Van der Rheede said these solutions and substitute products were on the country’s doorstep.

While international fertiliser prices have risen rapidly over the past year, South Africa boasts one of the world’s largest producers of phosphate and phosphoric acid, Foskor.

However, according to a recent study from the Bureau for Food and Agricultural Policy, South Africa is rated the third most expensive country in terms of fertiliser cost for a grain and oilseed producer.

Agri SA appealed to the Industrial Development Corporation and the Department of Trade, Industry and Competition to engage with the agricultural industry and other stakeholders to optimise and to ensure that the agricultural industry benefited from a regular supply and affordable pricing from Foskor.

“Moreover, in recent years, South Africa has become more and more dependent on imported fertilisers as a result of Foskor’s inability to sell affordable phosphate to the South African fertiliser market,” said Van der Rheede.

“Currently, South Africa imports approximately 80 percent of phosphate for fertiliser manufacturers. This has an adverse effect on fertiliser prices, which subsequently leads to significant increases in the variable production cost of farmers.”

Agri SA said that Foskor has some of the best quality phosphate resources in the world and has the capacity to provide phosphate to Southern Africa.

However, the management and supply challenges were driving the phosphate price increase and delays. This was compounded by the frequent closures of the manufacturing plants in Richards Bay, which had caused disruptions to the supply chain.

“The combination of a price increase to farmers and disruptions in the supply is putting food security at risk and has a severe impact on the profitability and sustainability of farmers,” said Van der Rheede.

“This is critical, as several big fertiliser manufacturers in Europe have been forced to cut back on production due to higher gas prices.”

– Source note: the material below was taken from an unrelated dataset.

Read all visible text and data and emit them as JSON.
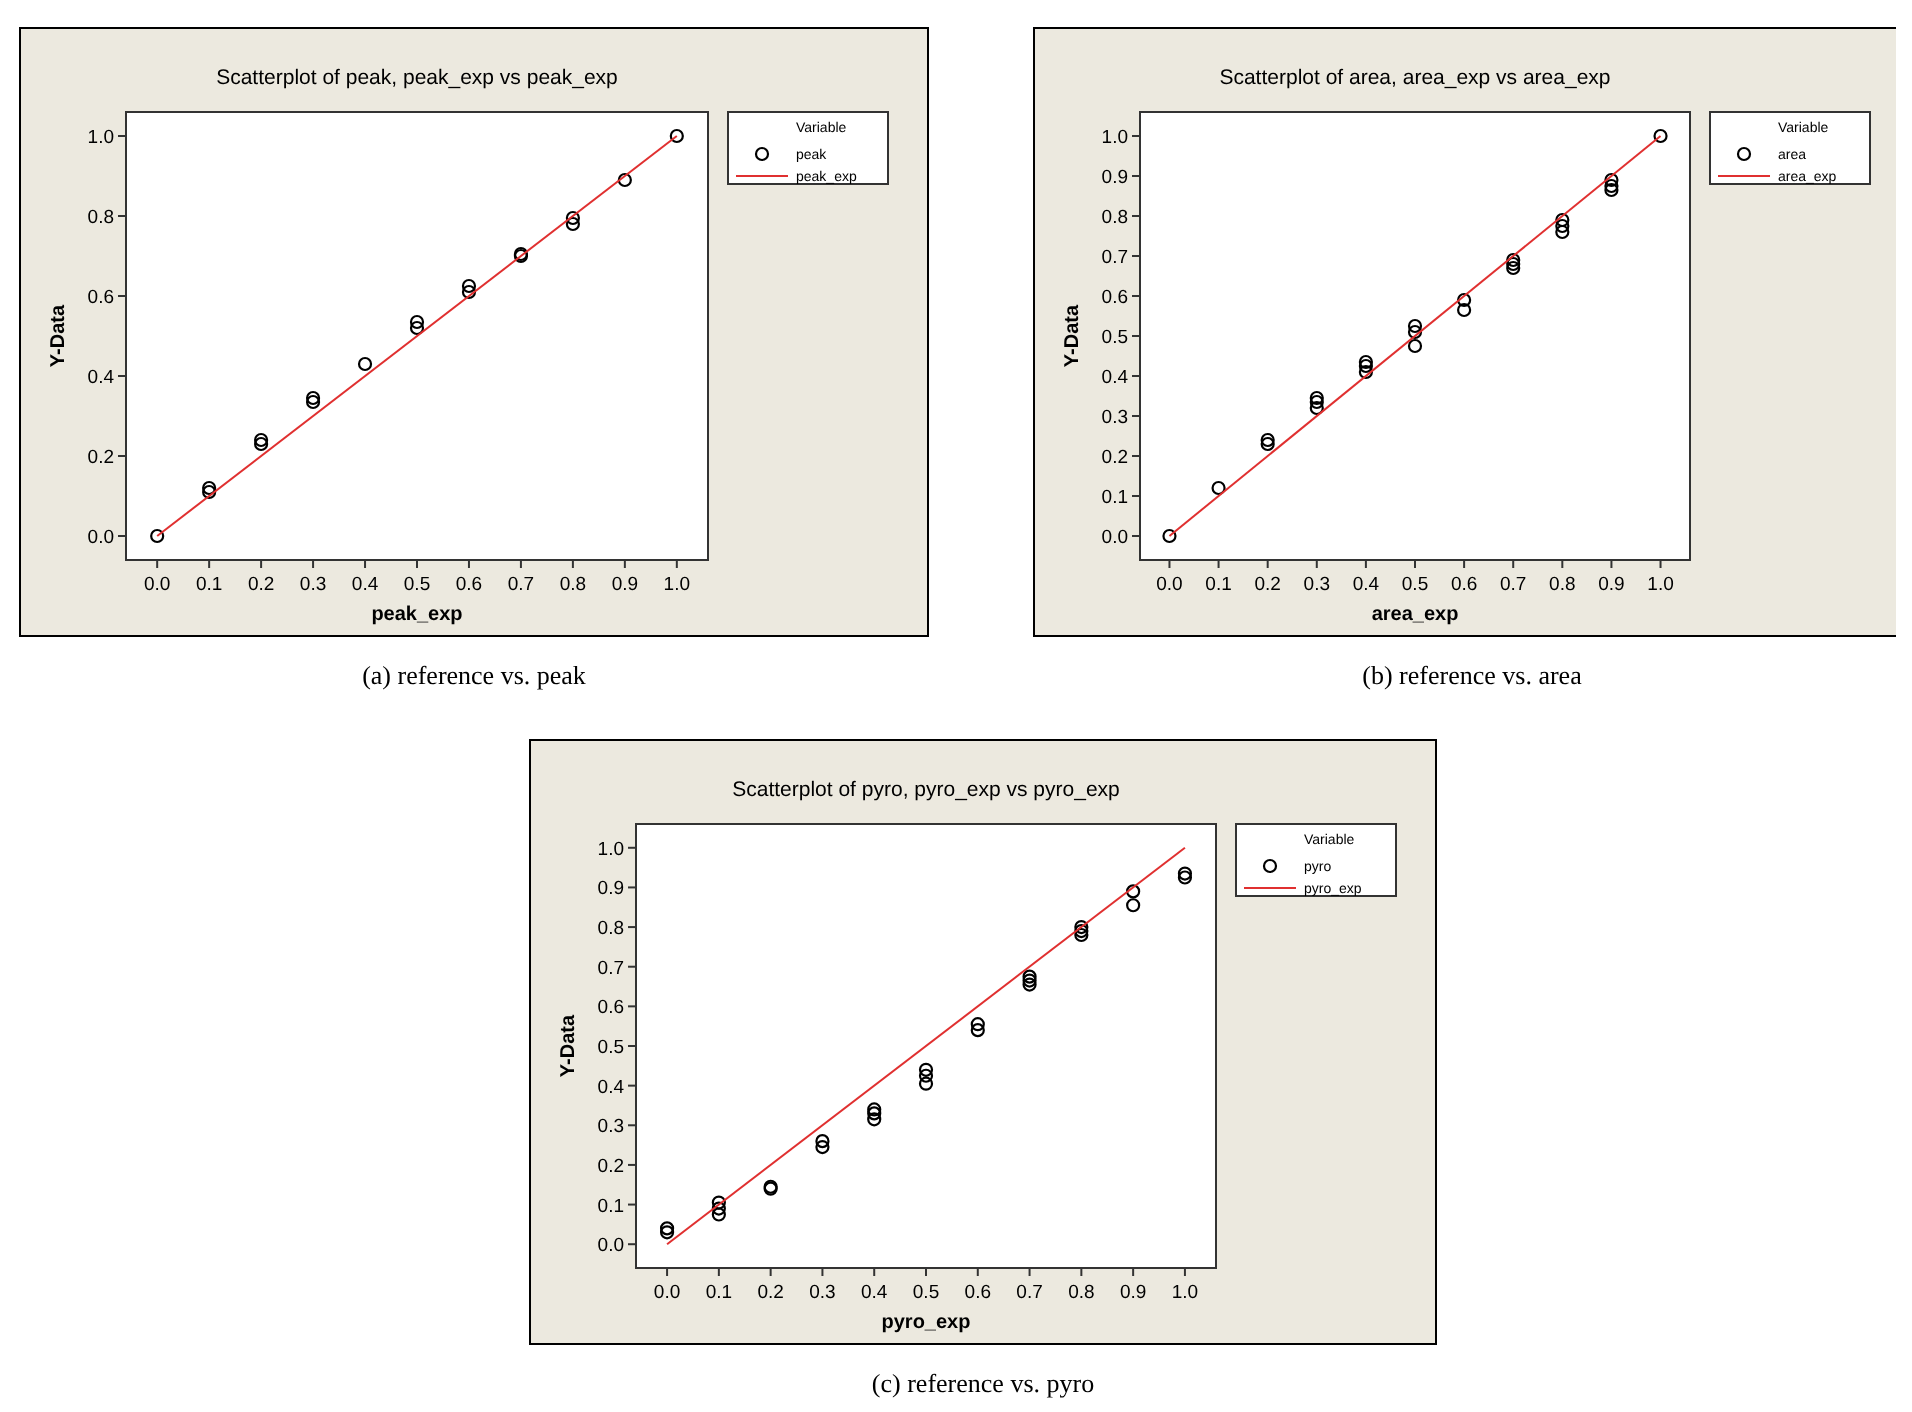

The natural gas price used to produce fertiliser has been hiked significantly. Recent power restrictions and outages across China because of coal shortages have also intensified competition between Asia and Europe in securing sources of energy.

Agri SA said that it also noted that the annual fuel inflation had been consistently higher than overall headline inflation since this year.

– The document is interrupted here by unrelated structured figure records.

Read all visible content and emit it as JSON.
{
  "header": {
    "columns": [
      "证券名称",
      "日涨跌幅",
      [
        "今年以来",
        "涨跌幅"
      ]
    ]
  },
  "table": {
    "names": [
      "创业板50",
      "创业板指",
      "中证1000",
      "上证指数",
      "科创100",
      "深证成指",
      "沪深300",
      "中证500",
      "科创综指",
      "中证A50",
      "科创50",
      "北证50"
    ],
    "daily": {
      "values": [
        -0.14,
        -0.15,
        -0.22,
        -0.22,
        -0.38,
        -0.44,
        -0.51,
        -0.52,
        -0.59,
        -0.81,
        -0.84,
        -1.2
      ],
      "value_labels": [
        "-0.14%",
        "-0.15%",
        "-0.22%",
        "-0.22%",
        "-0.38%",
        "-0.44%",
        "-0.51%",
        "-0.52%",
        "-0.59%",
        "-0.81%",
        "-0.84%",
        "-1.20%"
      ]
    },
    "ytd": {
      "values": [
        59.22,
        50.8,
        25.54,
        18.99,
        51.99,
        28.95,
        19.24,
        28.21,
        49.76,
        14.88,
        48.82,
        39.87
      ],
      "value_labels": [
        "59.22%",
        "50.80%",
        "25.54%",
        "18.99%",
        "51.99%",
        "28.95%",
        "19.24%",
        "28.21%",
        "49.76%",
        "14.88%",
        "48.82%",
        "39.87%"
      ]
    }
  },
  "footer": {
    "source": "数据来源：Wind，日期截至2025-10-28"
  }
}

Food inflation was steadily on the rise this year, reaching up to 5 percent in September. The potential change in fuel prices was very concerning with planting in motion for the summer crop season, it said.

According to the Automobile Association, the current exchange rate and commodity data predict fuel price hikes of “catastrophic proportions” at the end of this month, with petrol up 99 cents a litre and diesel rising by a staggering R1.42 a litre.

“This is really concerning and will have a disastrous impact on the profitability of many farming operations,” Agri SA said.